Workspace size query can be achieved by calling cutensornetWorkspaceComputeGateSplitSizes()
with the provided cutensornetGateSplitAlgo_t
.
Finally, we can execute the gate split computation by calling cutensornetGateSplit()
.
299 /**********************
300 * Execution
301 **********************/
302
303 GPUTimer timer{stream};
304 double minTimeCUTENSOR = 1e100;
305 const int numRuns = 3; // to get stable perf results
306 for (int i=0; i < numRuns; ++i)
307 {
308 // restore output
309 cudaMemsetAsync(D_AOut, 0, sizeAOut, stream);
310 cudaMemsetAsync(D_S, 0, sizeS, stream);
311 cudaMemsetAsync(D_BOut, 0, sizeBOut, stream);
312
313 // With value-based truncation, `cutensornetGateSplit` can potentially update the shared extent in descTensorA/BOut.
314 // We here restore descTensorA/BOut to the original problem.
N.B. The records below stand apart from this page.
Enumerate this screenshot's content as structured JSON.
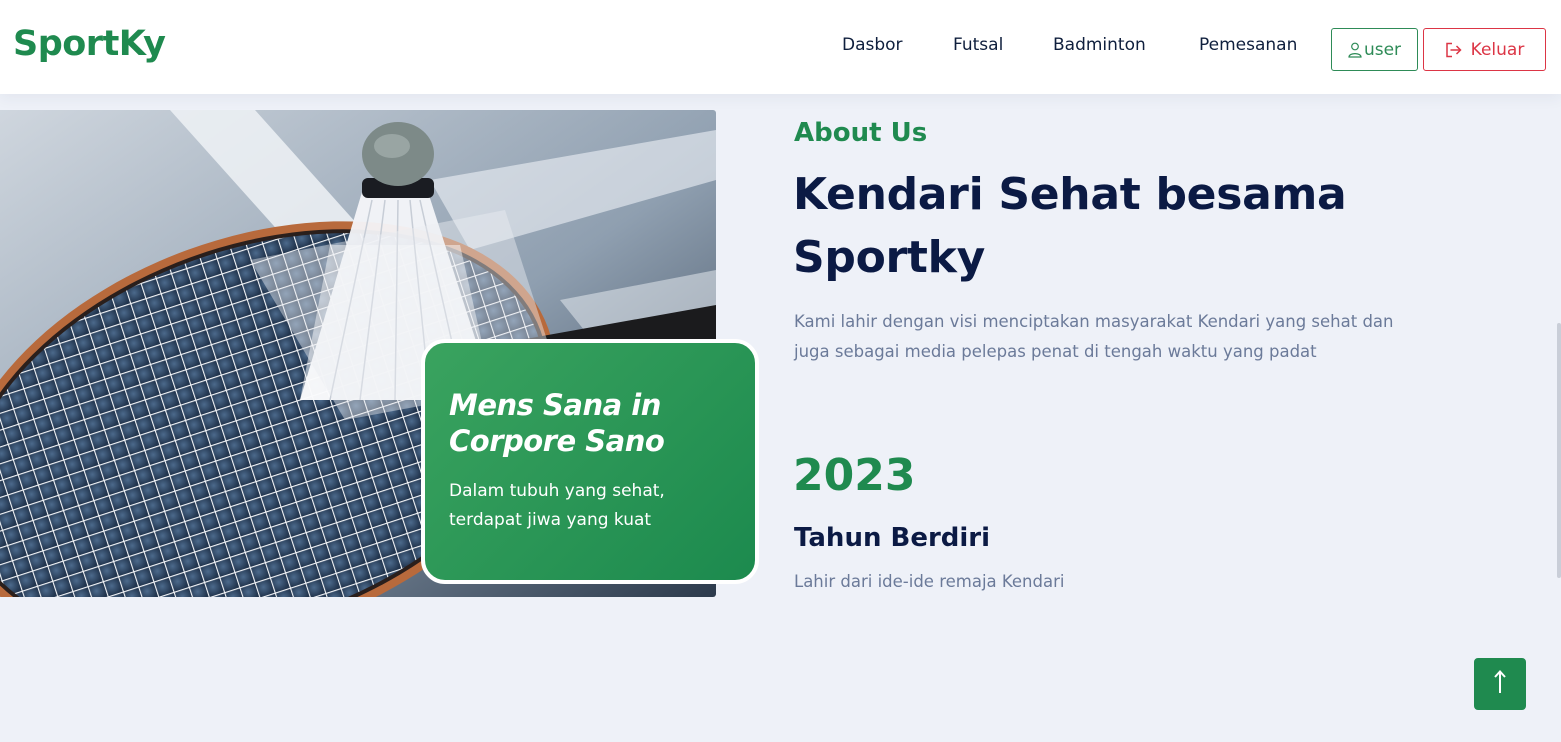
{
  "brand": {
    "name": "SportKy",
    "color": "#1f8a4f"
  },
  "nav": {
    "items": [
      {
        "label": "Dasbor"
      },
      {
        "label": "Futsal"
      },
      {
        "label": "Badminton"
      },
      {
        "label": "Pemesanan"
      }
    ],
    "user_button": {
      "label": "user",
      "icon": "user-icon"
    },
    "logout_button": {
      "label": "Keluar",
      "icon": "logout-icon"
    }
  },
  "hero": {
    "image_subject": "badminton racket and shuttlecock",
    "card": {
      "title": "Mens Sana in Corpore Sano",
      "subtitle": "Dalam tubuh yang sehat, terdapat jiwa yang kuat"
    }
  },
  "about": {
    "label": "About Us",
    "heading": "Kendari Sehat besama Sportky",
    "description": "Kami lahir dengan visi menciptakan masyarakat Kendari yang sehat dan juga sebagai media pelepas penat di tengah waktu yang padat",
    "stat": {
      "value": "2023",
      "title": "Tahun Berdiri",
      "description": "Lahir dari ide-ide remaja Kendari"
    }
  },
  "back_to_top": {
    "icon": "arrow-up-icon"
  },
  "colors": {
    "accent": "#1f8a4f",
    "danger": "#dc3545",
    "heading": "#0b1a44",
    "muted": "#6b7a99",
    "background": "#eef1f8"
  }
}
315 HANDLE_ERROR( cutensornetDestroyTensorDescriptor(descTensorAOut) );
316 HANDLE_ERROR( cutensornetDestroyTensorDescriptor(descTensorBOut) );
317 HANDLE_ERROR( cutensornetCreateTensorDescriptor(handle, numModesAOut, extentAOut.data(), strides, modesAOut.data(), typeData, &descTensorAOut) );
318 HANDLE_ERROR( cutensornetCreateTensorDescriptor(handle, numModesBOut, extentBOut.data(), strides, modesBOut.data(), typeData, &descTensorBOut) );
319
320 cudaDeviceSynchronize();
321 timer.start();
322 HANDLE_ERROR( cutensornetGateSplit(handle,
323 descTensorAIn, D_AIn,
324 descTensorBIn, D_BIn,
325 descTensorGIn, D_GIn,
326 descTensorAOut, D_AOut,
327 D_S,
328 descTensorBOut, D_BOut,
329 gateAlgo,
330 svdConfig, typeCompute, svdInfo,
331 workDesc, stream) );
332 // Synchronize and measure timing
333 auto time = timer.seconds();
334 minTimeCUTENSOR = (minTimeCUTENSOR < time) ? minTimeCUTENSOR : time;
335 }
336
337 printf("Performing Gate Split\n");
Note
Like in cutensornetTensorSVD()
, since we turned on weighted truncation options in this example, the tensor descriptors for outputs A and B need to be
restored if we wish to perform the same computation multiple times.
After the computation, we always need to free up all resources.